My previous posts covered a couple questions, including "Is your IT staff stretched too thin?" and "Do you need better auditing, reporting, and compliance?" Both of these questions are related to the needs of the organization and the services IT provides. But our next checkpoint asks about the maturity of the systems that IT uses to manage PCs. So here it is:

 

Question 3: Are adequate software delivery (SMS, WSUS) systems in place?

 

So why do we ask this question? Well the reason is because if you have implemented good, strong processes for delivering software easily and efficiently to desktops, you are pretty much at the point where the next logical step for control would be to whitelist the software on those PCs.

 

Think about it this way. Most company's IT processes have matured over the years along a relatively consistent pattern:

 

  1. Provisioning / Imaging: Make it easy to get a standard image of the operating system and core applications when a new PC is issued to an employee, without taking a lot of time.
  2. Deployment / Delivery: Get new applications or updates to applications out to all the users without having an army of IT people carry CDs to each workstation one by one.
  3. Patch Management: Every time a new vulnerability or exploit is announced, vendors rush to deliver patches. A smooth patch management process means you don't have to scramble to protect your PCs.

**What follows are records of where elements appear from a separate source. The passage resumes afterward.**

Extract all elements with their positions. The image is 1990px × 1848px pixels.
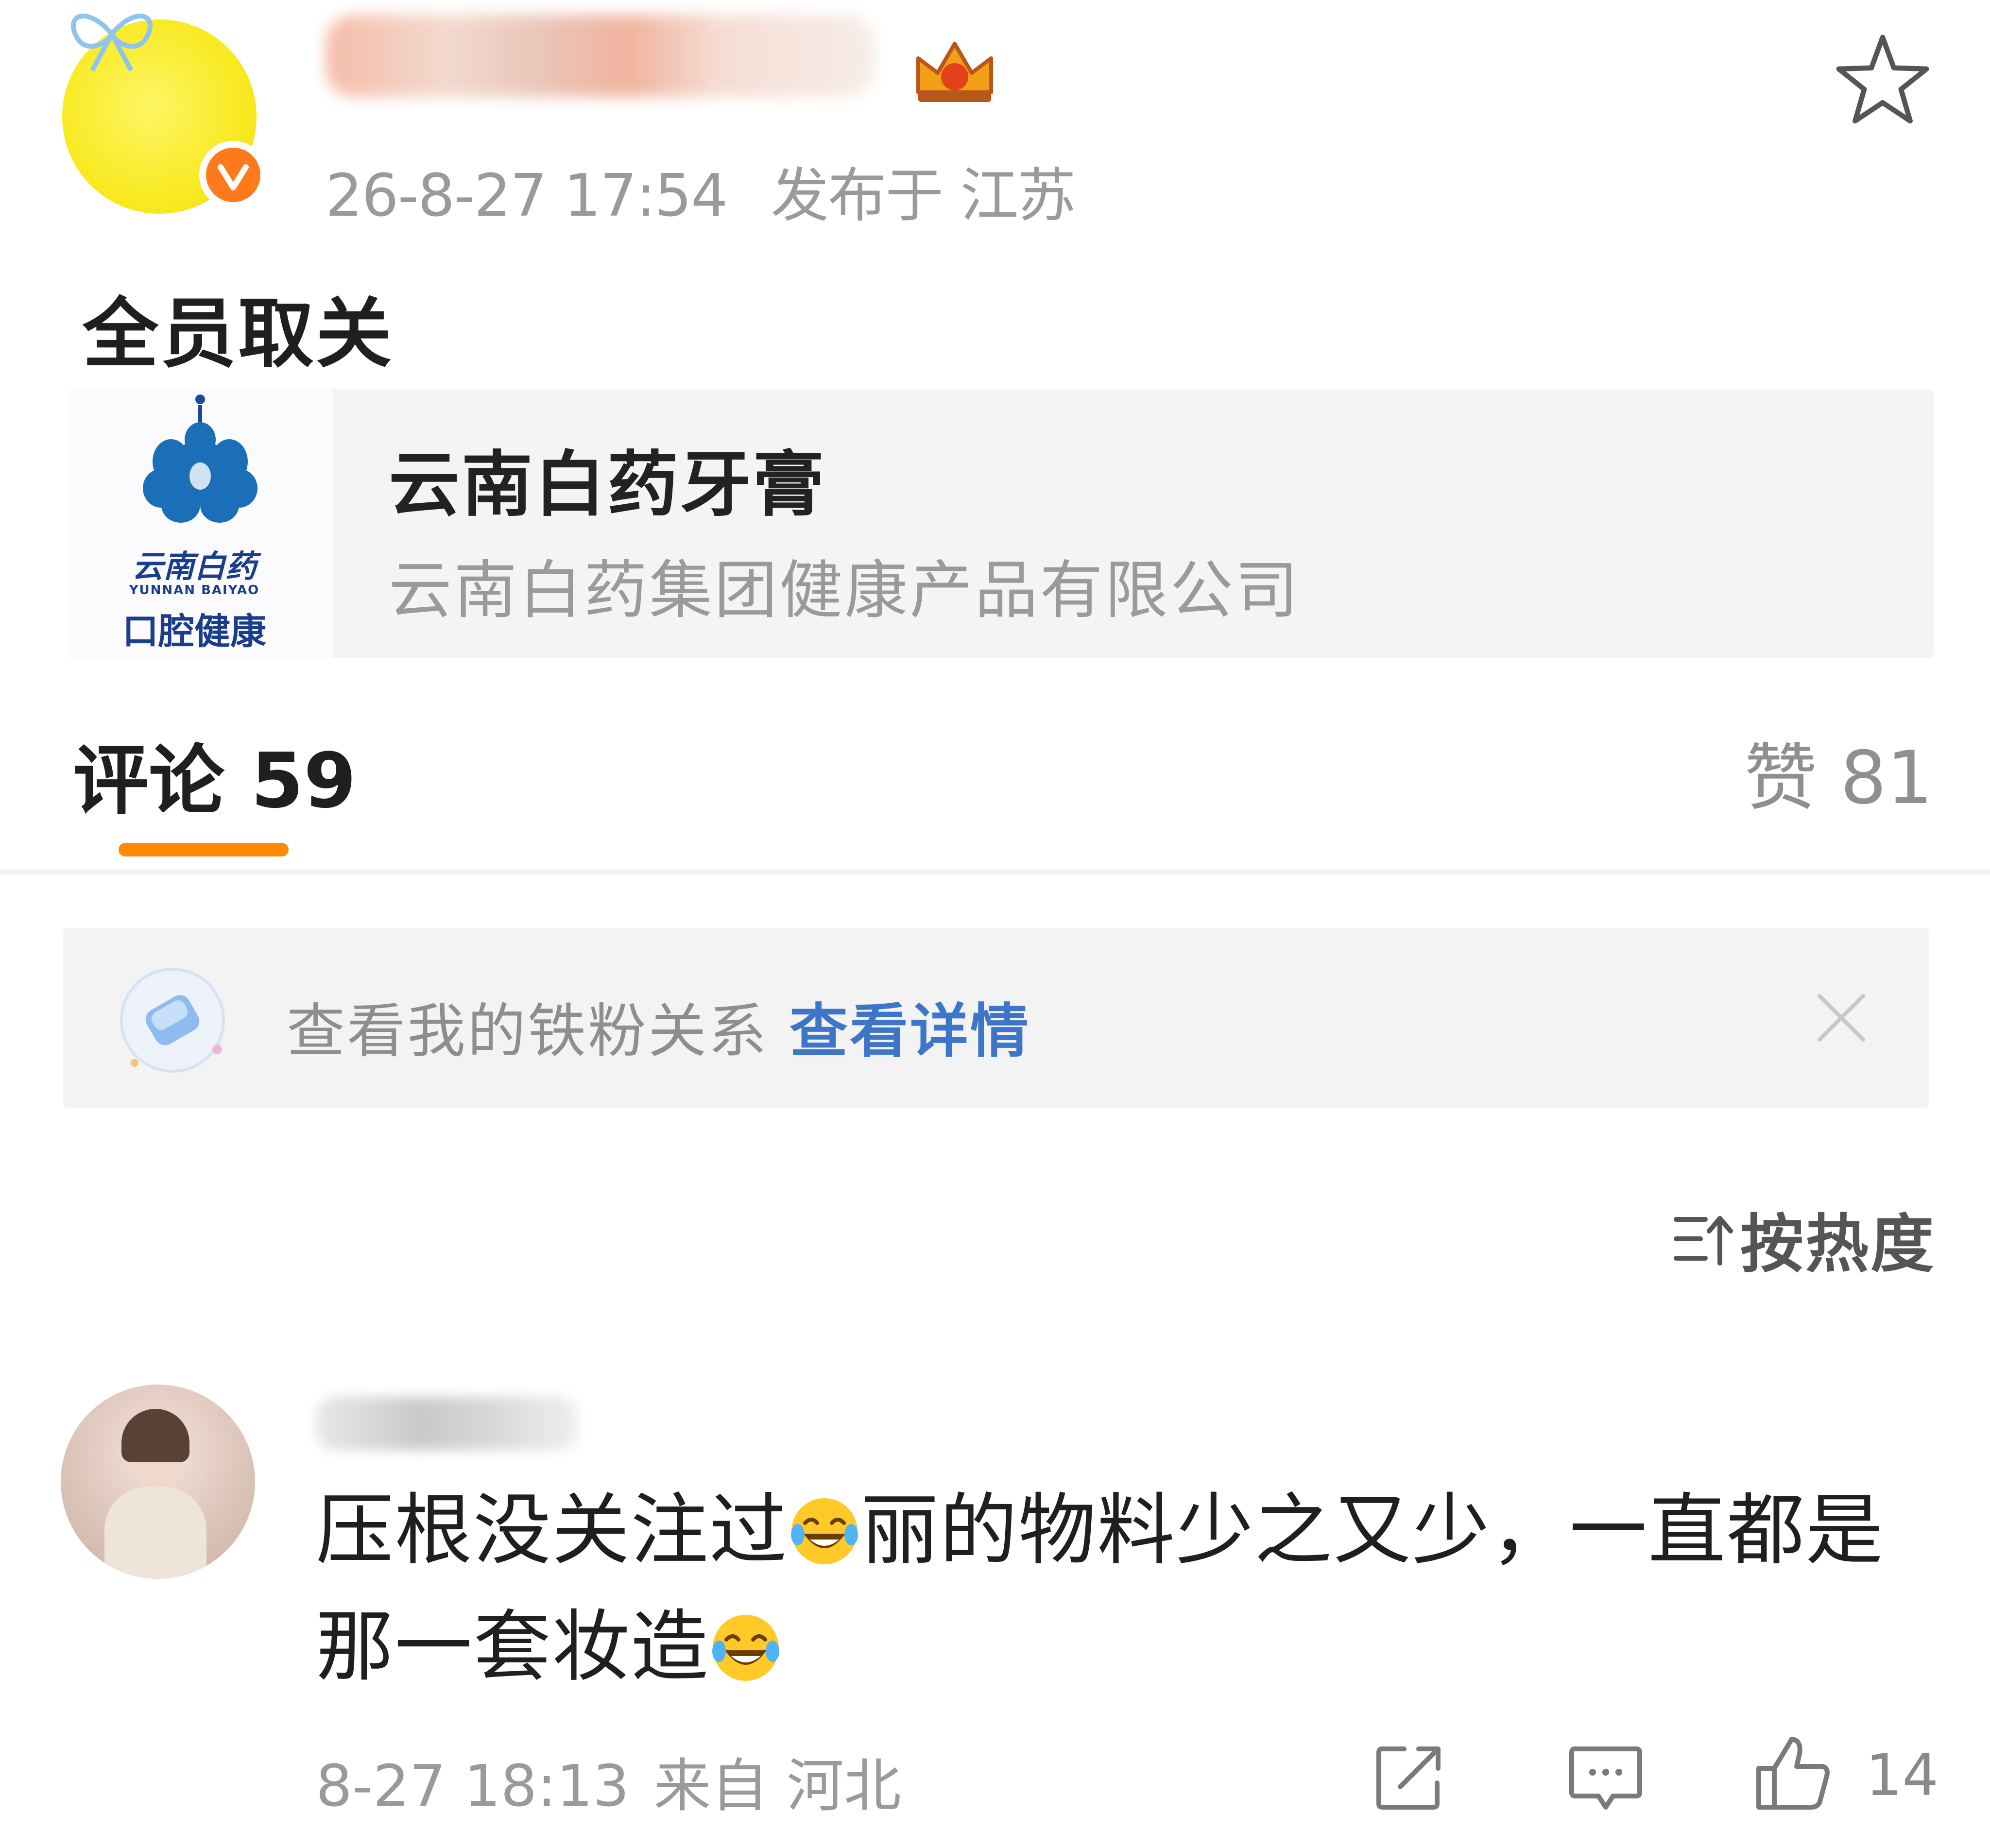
fan-banner-link[interactable]: 查看详情: [789, 984, 1030, 1068]
commenter-avatar[interactable]: [61, 1385, 255, 1579]
comment-text-part1: 压根没关注过: [316, 1485, 789, 1575]
sort-icon: [1674, 1216, 1733, 1266]
share-icon[interactable]: [1370, 1739, 1448, 1817]
product-title[interactable]: 云南白药牙膏: [389, 428, 826, 530]
comment-meta: 8-27 18:13 来自 河北: [316, 1739, 901, 1822]
product-company: 云南白药集团健康产品有限公司: [389, 553, 1301, 627]
author-name-blurred[interactable]: [326, 15, 875, 97]
verified-badge-icon: [199, 141, 267, 209]
logo-subtitle: 口腔健康: [122, 611, 266, 652]
bow-icon: [70, 14, 153, 72]
post-timestamp: 26-8-27 17:54: [326, 162, 728, 230]
crown-badge-icon: [916, 42, 993, 102]
close-icon[interactable]: [1812, 989, 1870, 1047]
laughing-crying-emoji-icon: [791, 1498, 858, 1564]
thumbs-up-icon[interactable]: [1749, 1729, 1836, 1817]
fan-diamond-icon: [120, 968, 225, 1073]
comment-text: 压根没关注过 丽的物料少之又少，一直都是那一套妆造: [316, 1472, 1934, 1705]
tabs-divider: [0, 870, 1990, 874]
sort-label: 按热度: [1740, 1207, 1936, 1281]
comment-location: 来自 河北: [653, 1752, 901, 1819]
post-meta: 26-8-27 17:54 发布于 江苏: [326, 148, 1076, 233]
comment-time: 8-27 18:13: [316, 1752, 630, 1819]
tab-comments[interactable]: 评论 59: [73, 719, 356, 829]
comment-like-count: 14: [1866, 1742, 1939, 1809]
post-location: 发布于 江苏: [771, 162, 1076, 230]
star-icon[interactable]: [1832, 29, 1934, 131]
laughing-crying-emoji-icon: [712, 1615, 780, 1681]
logo-calligraphy: 云南白药: [132, 549, 257, 585]
commenter-name-blurred[interactable]: [316, 1397, 578, 1450]
logo-latin: YUNNAN BAIYAO: [129, 583, 260, 598]
fan-banner-text: 查看我的铁粉关系: [287, 998, 769, 1065]
lotus-logo-icon: [143, 394, 257, 523]
tab-active-indicator: [119, 843, 289, 856]
sort-button[interactable]: 按热度: [1671, 1202, 1936, 1281]
post-text: 全员取关: [83, 290, 394, 378]
tab-likes[interactable]: 赞 81: [1744, 719, 1933, 824]
reply-comment-icon[interactable]: [1564, 1739, 1647, 1817]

So once you have these three components, you have effectively achieved total control over pushing software out to your PCs. So what's next for you? What are you looking to achieve after control over "pushed software?"

 

The answer is control over "pulled software." Users will receive their provisioned PCs and use the apps that are pushed to them... but then they will get on the Internet and start downloading their own apps. And as powerful as your software deployment processes are, most organizations can not reach 100% coverage of the apps that their users need. So you have to rely on users being able to download apps for themselves so you don't have to send IT people to every user whenever they need something.

 

And now you've opened Pandora's box. Because you can't control what your users will install...

 

... unless you whitelist.

 

Because when you whitelist, you authorize your users to download certain apps, but they can't get whatever they want. This gives you control.